The number 1650 means two very different things in the tech world. For PC builders, it's the shorthand for NVIDIA's entry-level GTX 1650 GPU, the go-to card for 1080p gaming on a tight budget. For photographers, drone pilots, and anyone who transports sensitive gear, it's the Pelican 1650 case: a crushproof, watertight box that protects thousands of dollars of equipment. Both are about getting the most value out of a modest investment.

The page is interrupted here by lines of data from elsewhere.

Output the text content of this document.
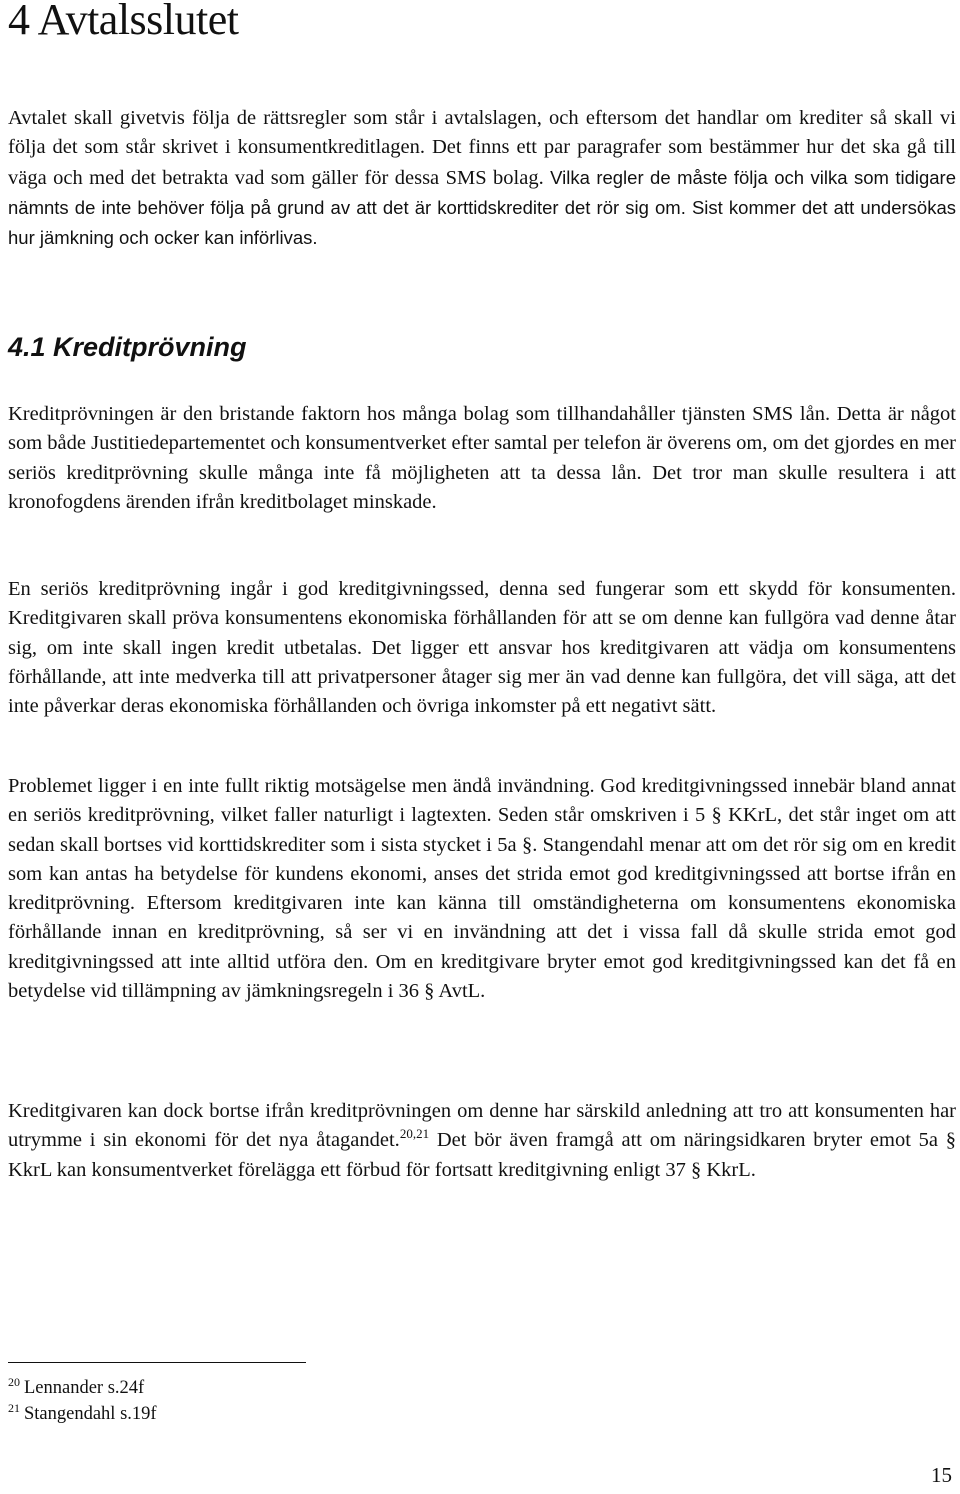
4 Avtalsslutet

Avtalet skall givetvis följa de rättsregler som står i avtalslagen, och eftersom det handlar om krediter så skall vi följa det som står skrivet i konsumentkreditlagen. Det finns ett par paragrafer som bestämmer hur det ska gå till väga och med det betrakta vad som gäller för dessa SMS bolag. Vilka regler de måste följa och vilka som tidigare nämnts de inte behöver följa på grund av att det är korttidskrediter det rör sig om. Sist kommer det att undersökas hur jämkning och ocker kan införlivas.

4.1 Kreditprövning

Kreditprövningen är den bristande faktorn hos många bolag som tillhandahåller tjänsten SMS lån. Detta är något som både Justitiedepartementet och konsumentverket efter samtal per telefon är överens om, om det gjordes en mer seriös kreditprövning skulle många inte få möjligheten att ta dessa lån. Det tror man skulle resultera i att kronofogdens ärenden ifrån kreditbolaget minskade.

En seriös kreditprövning ingår i god kreditgivningssed, denna sed fungerar som ett skydd för konsumenten. Kreditgivaren skall pröva konsumentens ekonomiska förhållanden för att se om denne kan fullgöra vad denne åtar sig, om inte skall ingen kredit utbetalas. Det ligger ett ansvar hos kreditgivaren att vädja om konsumentens förhållande, att inte medverka till att privatpersoner åtager sig mer än vad denne kan fullgöra, det vill säga, att det inte påverkar deras ekonomiska förhållanden och övriga inkomster på ett negativt sätt.

Problemet ligger i en inte fullt riktig motsägelse men ändå invändning. God kreditgivningssed innebär bland annat en seriös kreditprövning, vilket faller naturligt i lagtexten. Seden står omskriven i 5 § KKrL, det står inget om att sedan skall bortses vid korttidskrediter som i sista stycket i 5a §. Stangendahl menar att om det rör sig om en kredit som kan antas ha betydelse för kundens ekonomi, anses det strida emot god kreditgivningssed att bortse ifrån en kreditprövning. Eftersom kreditgivaren inte kan känna till omständigheterna om konsumentens ekonomiska förhållande innan en kreditprövning, så ser vi en invändning att det i vissa fall då skulle strida emot god kreditgivningssed att inte alltid utföra den. Om en kreditgivare bryter emot god kreditgivningssed kan det få en betydelse vid tillämpning av jämkningsregeln i 36 § AvtL.

Kreditgivaren kan dock bortse ifrån kreditprövningen om denne har särskild anledning att tro att konsumenten har utrymme i sin ekonomi för det nya åtagandet.$^{20,21}$ Det bör även framgå att om näringsidkaren bryter emot 5a § KkrL kan konsumentverket förelägga ett förbud för fortsatt kreditgivning enligt 37 § KkrL.

$^{20}$ Lennander s.24f
$^{21}$ Stangendahl s.19f
15
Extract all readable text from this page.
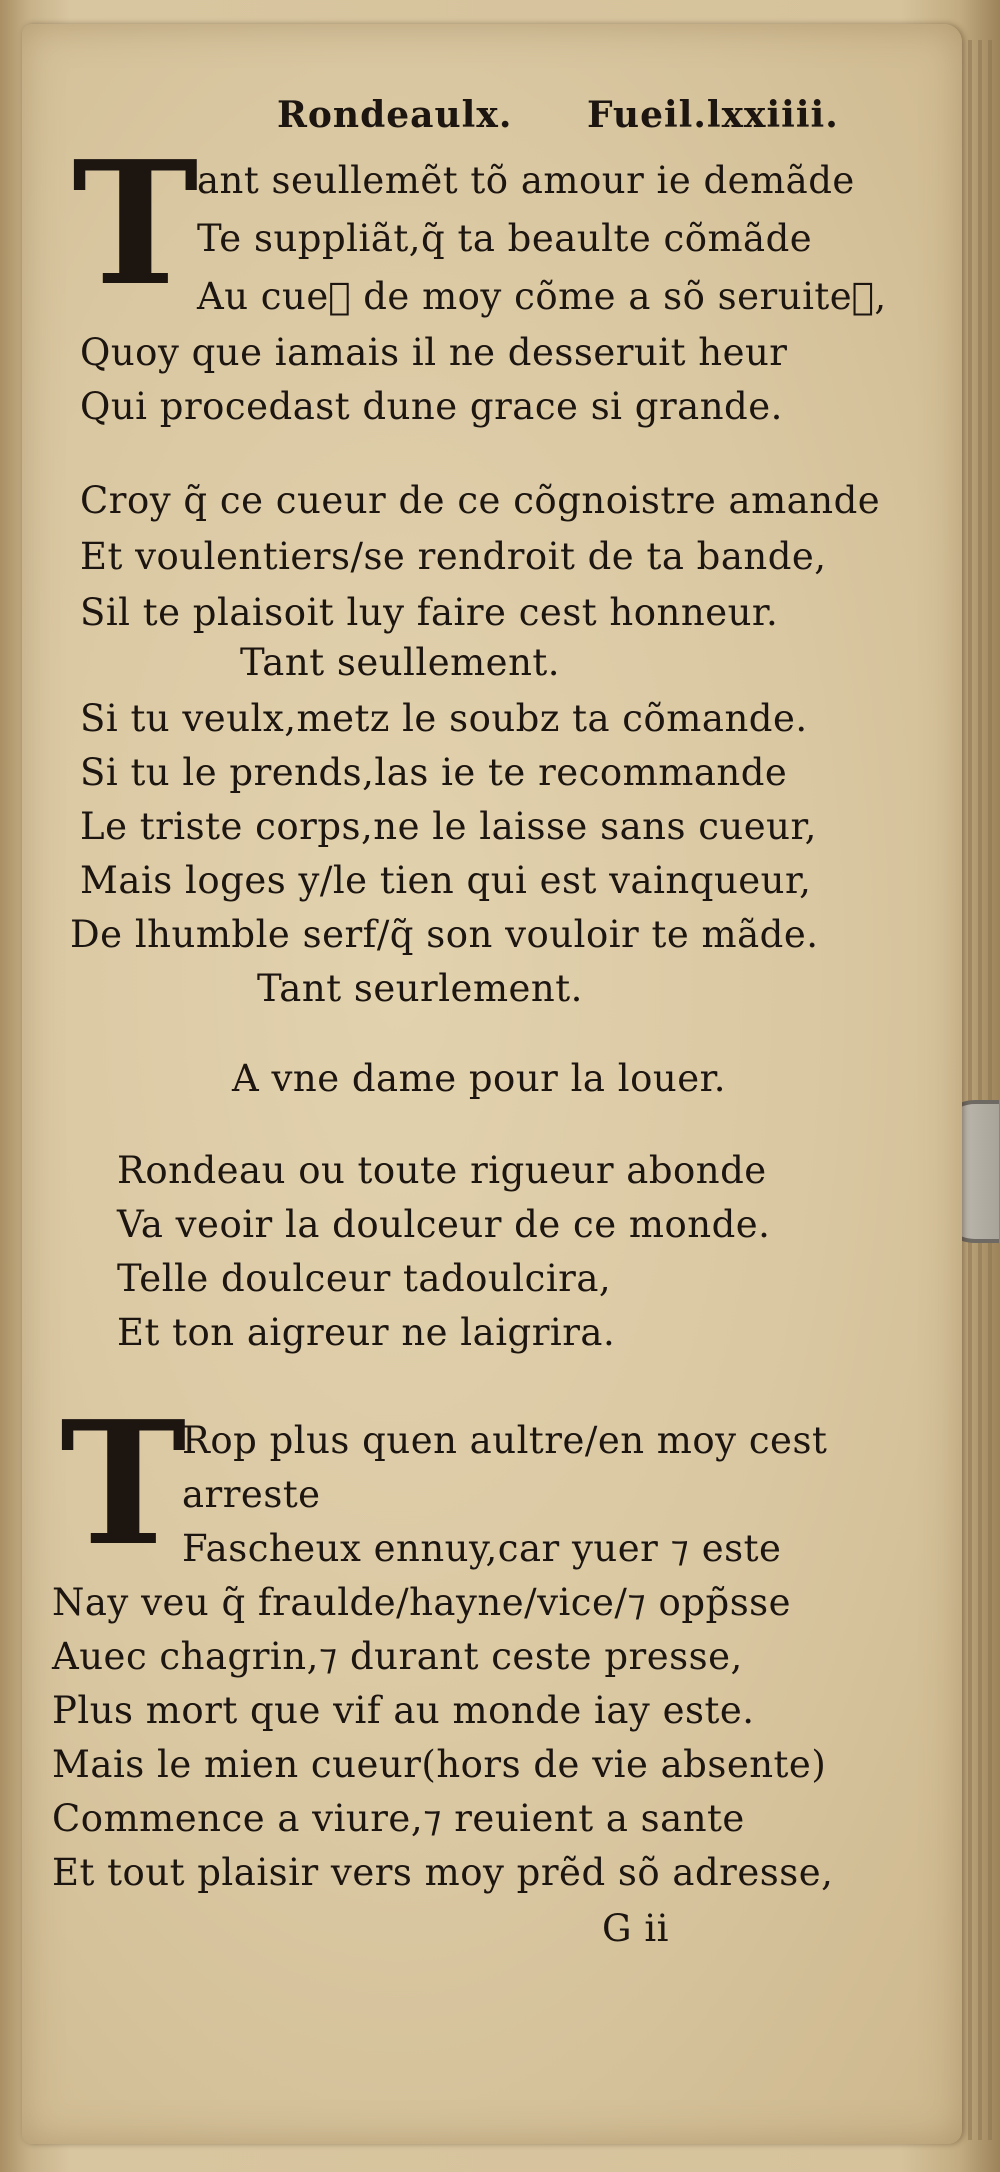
Rondeaulx. Fueil.lxxiiii.
T
ant seullemẽt tõ amour ie demãde
Te suppliãt,q̃ ta beaulte cõmãde
Au cueᷓ de moy cõme a sõ seruiteᷓ,
Quoy que iamais il ne desseruit heur
Qui procedast dune grace si grande.
Croy q̃ ce cueur de ce cõgnoistre amande
Et voulentiers/se rendroit de ta bande,
Sil te plaisoit luy faire cest honneur.
Tant seullement.
Si tu veulx,metz le soubz ta cõmande.
Si tu le prends,las ie te recommande
Le triste corps,ne le laisse sans cueur,
Mais loges y/le tien qui est vainqueur,
De lhumble serf/q̃ son vouloir te mãde.
Tant seurlement.
A vne dame pour la louer.
Rondeau ou toute rigueur abonde
Va veoir la doulceur de ce monde.
Telle doulceur tadoulcira,
Et ton aigreur ne laigrira.
T
Rop plus quen aultre/en moy cest
arreste
Fascheux ennuy,car yuer ⁊ este
Nay veu q̃ fraulde/hayne/vice/⁊ opp̃sse
Auec chagrin,⁊ durant ceste presse,
Plus mort que vif au monde iay este.
Mais le mien cueur(hors de vie absente)
Commence a viure,⁊ reuient a sante
Et tout plaisir vers moy prẽd sõ adresse,
G ii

The problem is that "1650" is also a trap. You can spend the same $170 on a GTX 1650 that gets you 60 fps in Fortnite or a polished refurbished card that overheats in three months. The Pelican 1650 costs anywhere from $340 to $405 depending on whether you buy it filled with foam or as an empty shell. This roundup covers the 10 best 1650 products you can buy right now, separating the ones that earn their reputation from the ones trading on a model number.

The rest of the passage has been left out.